We believe that every child, wherever possible, should know the love of a family. To grow up together with their siblings in a safe nurturing home where they feel valued and loved
About Project Hope
Since 2016, Project Hope has helped keep 600 children with their single parent mothers in loving family environments. Project Hope’s family strengthening programme has achieved a 100% success rate in keeping families together and is transforming lives of children and communities
Project Hope in Sri Lanka offers vulnerable families a better alternative. When a family is torn apart by poverty they can lose everything. In their time of crisis, Project Hope offers a hand up, rather than a hand out, by improving a family’s life chances and importantly, those of their children.
A package of holistic care tailored to the individual needs of a family is offered through direct, practical support so that parents will not be forced to abandon their children to institutions. Project Hope’s family strengthening programme has achieved a 100% success rate in keeping families together and is transforming lives of children and communities.
In the first year we have delivered:
215 single parent mothers have received skills training for income generation
- 30 children attend our free preschool and receive free school lunch
- 30 children and mums attend Project Hope after-school English club
- 120 mums in self-help savings groups
- 180 mothers have attended positive parenting and personal safety training
- 180 food vouchers to families living below the poverty line
- 250 donations of formula milk for babies
- 120 school bags, books, stationary and water bottles
- 3 new roofs on homes
- 4 new toilets
- 20 matrasses
- 50 mosquito nets
- 50 pairs of school shoes
Why is there a need for Project Hope?
90% of children in institutions in Sri Lanka have at least one living parent (UNICEF) meaning the vast majority of children are missing out on a loving family environment.
Orphanages have been found to have a detrimental effect on children’s development: For every 2.6 months spent in an orphanage, children will fall behind one month of normal brain growth and development. (Bucharest Early Intervention Study)
Official figures estimate 14, 175 children are living in institutional care as of 2016 (Sri Lankan government number)
UNICEF estimates the figure is 20,000
A bespoke package of support aims to Strengthen families through five key areas:
- Stability- emergency support, families are provided with food vouchers, clothing, bedding, mosquito nets, nappies and baby formula, financial support with rent and household bills to stabilise their immediate crisis situation and prevent further deterioration.
- Health- improving health outcomes for single parents and their children through access to medical treatment, medicine, physiotherapy, health education.

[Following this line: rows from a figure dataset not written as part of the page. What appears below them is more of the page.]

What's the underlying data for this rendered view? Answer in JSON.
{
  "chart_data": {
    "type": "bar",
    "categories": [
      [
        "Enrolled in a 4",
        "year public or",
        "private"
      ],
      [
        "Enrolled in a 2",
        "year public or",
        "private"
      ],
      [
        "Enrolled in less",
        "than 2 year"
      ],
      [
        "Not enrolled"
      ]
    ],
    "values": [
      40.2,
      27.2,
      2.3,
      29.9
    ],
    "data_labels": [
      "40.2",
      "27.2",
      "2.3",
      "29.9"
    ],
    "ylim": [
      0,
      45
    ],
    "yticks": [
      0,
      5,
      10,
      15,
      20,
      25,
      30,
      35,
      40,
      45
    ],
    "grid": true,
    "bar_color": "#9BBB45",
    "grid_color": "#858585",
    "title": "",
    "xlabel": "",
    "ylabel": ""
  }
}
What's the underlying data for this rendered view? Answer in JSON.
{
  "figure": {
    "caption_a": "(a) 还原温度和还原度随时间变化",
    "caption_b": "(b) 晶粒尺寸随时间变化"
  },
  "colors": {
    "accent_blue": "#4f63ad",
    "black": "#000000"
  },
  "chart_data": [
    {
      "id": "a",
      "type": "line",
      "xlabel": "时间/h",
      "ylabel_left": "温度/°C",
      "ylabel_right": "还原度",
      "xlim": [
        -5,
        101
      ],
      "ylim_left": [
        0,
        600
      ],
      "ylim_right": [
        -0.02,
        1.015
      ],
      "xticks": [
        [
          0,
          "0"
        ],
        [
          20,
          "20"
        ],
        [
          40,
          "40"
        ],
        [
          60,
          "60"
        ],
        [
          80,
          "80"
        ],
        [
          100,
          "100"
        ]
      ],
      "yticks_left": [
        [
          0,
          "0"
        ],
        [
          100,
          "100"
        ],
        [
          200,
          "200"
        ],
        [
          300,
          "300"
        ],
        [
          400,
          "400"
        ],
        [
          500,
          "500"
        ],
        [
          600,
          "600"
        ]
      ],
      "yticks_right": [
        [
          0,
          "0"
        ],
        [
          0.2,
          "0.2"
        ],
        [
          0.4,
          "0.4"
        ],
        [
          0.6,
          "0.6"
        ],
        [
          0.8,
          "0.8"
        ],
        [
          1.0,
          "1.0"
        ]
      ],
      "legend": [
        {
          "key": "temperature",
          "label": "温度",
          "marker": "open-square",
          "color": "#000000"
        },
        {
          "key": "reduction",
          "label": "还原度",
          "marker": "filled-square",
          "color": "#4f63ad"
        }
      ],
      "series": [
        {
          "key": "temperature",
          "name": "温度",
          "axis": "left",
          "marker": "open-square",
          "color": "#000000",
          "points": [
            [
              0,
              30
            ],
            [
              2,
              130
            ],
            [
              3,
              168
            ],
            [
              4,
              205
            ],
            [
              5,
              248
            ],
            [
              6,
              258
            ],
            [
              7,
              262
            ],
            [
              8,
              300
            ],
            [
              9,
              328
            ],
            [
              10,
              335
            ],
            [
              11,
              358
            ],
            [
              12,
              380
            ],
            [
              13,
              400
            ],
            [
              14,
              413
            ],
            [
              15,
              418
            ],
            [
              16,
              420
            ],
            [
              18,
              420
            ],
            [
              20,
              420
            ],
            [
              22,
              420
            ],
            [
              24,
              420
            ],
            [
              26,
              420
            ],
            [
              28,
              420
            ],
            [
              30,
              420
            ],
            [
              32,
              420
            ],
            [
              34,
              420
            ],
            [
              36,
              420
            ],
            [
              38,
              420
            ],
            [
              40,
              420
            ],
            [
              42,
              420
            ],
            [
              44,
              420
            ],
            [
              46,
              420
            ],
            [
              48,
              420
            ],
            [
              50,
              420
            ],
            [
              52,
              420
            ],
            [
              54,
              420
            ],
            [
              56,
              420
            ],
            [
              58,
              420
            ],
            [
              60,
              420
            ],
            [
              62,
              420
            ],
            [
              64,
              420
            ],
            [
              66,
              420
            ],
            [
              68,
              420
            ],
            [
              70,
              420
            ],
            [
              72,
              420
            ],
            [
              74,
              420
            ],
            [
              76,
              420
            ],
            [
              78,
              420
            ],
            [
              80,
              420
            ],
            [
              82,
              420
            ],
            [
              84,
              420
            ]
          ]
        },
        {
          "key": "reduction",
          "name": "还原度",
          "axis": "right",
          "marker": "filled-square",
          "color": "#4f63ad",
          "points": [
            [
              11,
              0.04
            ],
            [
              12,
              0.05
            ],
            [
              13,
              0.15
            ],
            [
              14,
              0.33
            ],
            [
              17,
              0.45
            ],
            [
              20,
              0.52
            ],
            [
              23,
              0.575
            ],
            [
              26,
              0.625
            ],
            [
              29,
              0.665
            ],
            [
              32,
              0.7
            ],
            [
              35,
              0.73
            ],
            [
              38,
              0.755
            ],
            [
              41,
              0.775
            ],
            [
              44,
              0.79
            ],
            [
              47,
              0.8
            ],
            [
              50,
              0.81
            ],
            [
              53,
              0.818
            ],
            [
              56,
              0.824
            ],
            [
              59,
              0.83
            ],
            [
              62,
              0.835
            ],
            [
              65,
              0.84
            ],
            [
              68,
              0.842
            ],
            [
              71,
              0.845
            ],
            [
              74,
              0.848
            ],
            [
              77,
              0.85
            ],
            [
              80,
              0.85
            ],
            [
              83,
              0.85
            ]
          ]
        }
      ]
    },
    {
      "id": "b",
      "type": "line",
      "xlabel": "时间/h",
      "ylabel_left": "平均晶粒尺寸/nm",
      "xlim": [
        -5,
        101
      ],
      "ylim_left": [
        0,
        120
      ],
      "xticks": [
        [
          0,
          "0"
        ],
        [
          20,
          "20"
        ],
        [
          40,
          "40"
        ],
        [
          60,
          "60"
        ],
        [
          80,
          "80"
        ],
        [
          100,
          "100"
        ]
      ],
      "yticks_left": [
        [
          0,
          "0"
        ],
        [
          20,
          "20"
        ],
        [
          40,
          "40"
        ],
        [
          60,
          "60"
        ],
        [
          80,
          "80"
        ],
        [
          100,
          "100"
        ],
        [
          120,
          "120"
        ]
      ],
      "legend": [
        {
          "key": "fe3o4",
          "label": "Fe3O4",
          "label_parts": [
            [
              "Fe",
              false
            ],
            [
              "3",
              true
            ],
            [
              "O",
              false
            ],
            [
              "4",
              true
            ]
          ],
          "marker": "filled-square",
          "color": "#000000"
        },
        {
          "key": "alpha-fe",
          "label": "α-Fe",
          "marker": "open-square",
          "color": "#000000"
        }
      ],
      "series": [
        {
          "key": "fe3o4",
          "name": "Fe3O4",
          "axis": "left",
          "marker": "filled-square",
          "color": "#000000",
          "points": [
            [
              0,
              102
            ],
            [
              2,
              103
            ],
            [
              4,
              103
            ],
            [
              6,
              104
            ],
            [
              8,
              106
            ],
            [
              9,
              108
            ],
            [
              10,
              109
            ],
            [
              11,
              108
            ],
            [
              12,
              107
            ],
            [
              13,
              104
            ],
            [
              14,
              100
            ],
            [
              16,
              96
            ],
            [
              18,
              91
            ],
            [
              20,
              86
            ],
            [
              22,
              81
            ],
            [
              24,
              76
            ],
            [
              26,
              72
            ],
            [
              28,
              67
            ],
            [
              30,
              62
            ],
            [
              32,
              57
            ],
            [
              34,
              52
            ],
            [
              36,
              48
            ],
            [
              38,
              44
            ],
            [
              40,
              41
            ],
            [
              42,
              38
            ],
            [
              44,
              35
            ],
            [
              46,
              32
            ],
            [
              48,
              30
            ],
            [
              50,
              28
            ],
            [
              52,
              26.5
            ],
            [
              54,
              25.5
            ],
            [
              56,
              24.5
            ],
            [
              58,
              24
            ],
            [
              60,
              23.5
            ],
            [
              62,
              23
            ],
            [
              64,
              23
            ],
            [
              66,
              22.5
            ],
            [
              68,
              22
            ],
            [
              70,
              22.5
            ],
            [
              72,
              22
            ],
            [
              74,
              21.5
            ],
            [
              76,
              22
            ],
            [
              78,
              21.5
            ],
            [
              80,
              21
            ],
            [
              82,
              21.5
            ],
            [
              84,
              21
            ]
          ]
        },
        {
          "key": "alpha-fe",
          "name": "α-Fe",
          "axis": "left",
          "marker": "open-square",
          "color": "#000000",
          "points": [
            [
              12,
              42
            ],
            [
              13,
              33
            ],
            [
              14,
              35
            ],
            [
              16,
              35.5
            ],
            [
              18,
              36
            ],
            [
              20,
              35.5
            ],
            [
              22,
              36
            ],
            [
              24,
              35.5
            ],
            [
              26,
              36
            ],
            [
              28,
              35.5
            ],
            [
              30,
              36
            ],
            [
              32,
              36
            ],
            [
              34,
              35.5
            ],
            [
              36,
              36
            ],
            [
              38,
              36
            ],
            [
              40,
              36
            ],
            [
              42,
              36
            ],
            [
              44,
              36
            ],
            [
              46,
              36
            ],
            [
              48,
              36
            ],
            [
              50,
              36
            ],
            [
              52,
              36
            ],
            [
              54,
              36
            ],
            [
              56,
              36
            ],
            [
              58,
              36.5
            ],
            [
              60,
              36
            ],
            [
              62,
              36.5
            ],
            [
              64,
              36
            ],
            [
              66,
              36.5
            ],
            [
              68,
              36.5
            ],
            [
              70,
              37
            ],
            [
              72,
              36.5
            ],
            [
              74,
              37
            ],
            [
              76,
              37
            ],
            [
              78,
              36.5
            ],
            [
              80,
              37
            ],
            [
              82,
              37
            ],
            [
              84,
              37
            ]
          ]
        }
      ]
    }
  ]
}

- Educate- improving education outcomes for children through donations of school uniforms, shoes and educational resources, access to early years education and after-school English and activities.
- Building Networks- Establishing or improving contact with family and relatives and the local community, self-help groups, and counselling services.
- Economic Empowerment- Skills training for single parent mothers, support with finding employment or establishing their own businesses to begin generating a reliable and sustainable income. Skills training pathways include: incense stick making, sewing training, coir making, cookery, broom making and tuk tuk driving.
Project Hope aims to:
- Investigate root causes leading to abandonment of babies and children.
- Strengthen families to enable mothers to keep their babies and children so they can bond and form healthy attachments.
- Enable positive and sustainable parenting
- Develop skills to become independent financially and provide for the family
- Empower mothers and children to feel they have choices and control over their futures
- Facilitate the building of friendships and support networks for mothers and their children
Project Hope works towards these specific United Nations Sustainable Development Goals:
Project Hope fits with the United Nations Convention on the Rights of the Child (CRC):
Article 2- Non-Discrimination
Article 3- Best interests of the Child
Article 6- The right to life
Article 9- Right to a family life
Article 24-The right to a high standard of health
Article 27- An adequate standard of living
Article 28- The right to a quality education
Lakmini is now 4 years old, a bright little girl with an infectious smile. Lakmini has just started pre-school. She is too young to understand that if it were not for Project Hope she would now be in an orphanage. Lakmini would have no one to love her and be denied the right to grow up together with her family. Lakmini’s mum turned to Project Hope because she knew that to give up her children would have broken her heart, and condemned her children to a world without a mother’s love. Lakmini and her baby brother know the love of a family, what they don’t know is that without that love they would not have the future they deserve.
Where Next for Project Hope?
Project Hope continues to develop and respond to families in crisis. The success of Project Hope is our grass root approach that provides on the ground, direct and practical individualised care and support that is tailored to a families need. Project Hope is embedded in the community, local staff, local participation and collaboration with local government will continue to be developed to enable us to reach out to more children in crisis.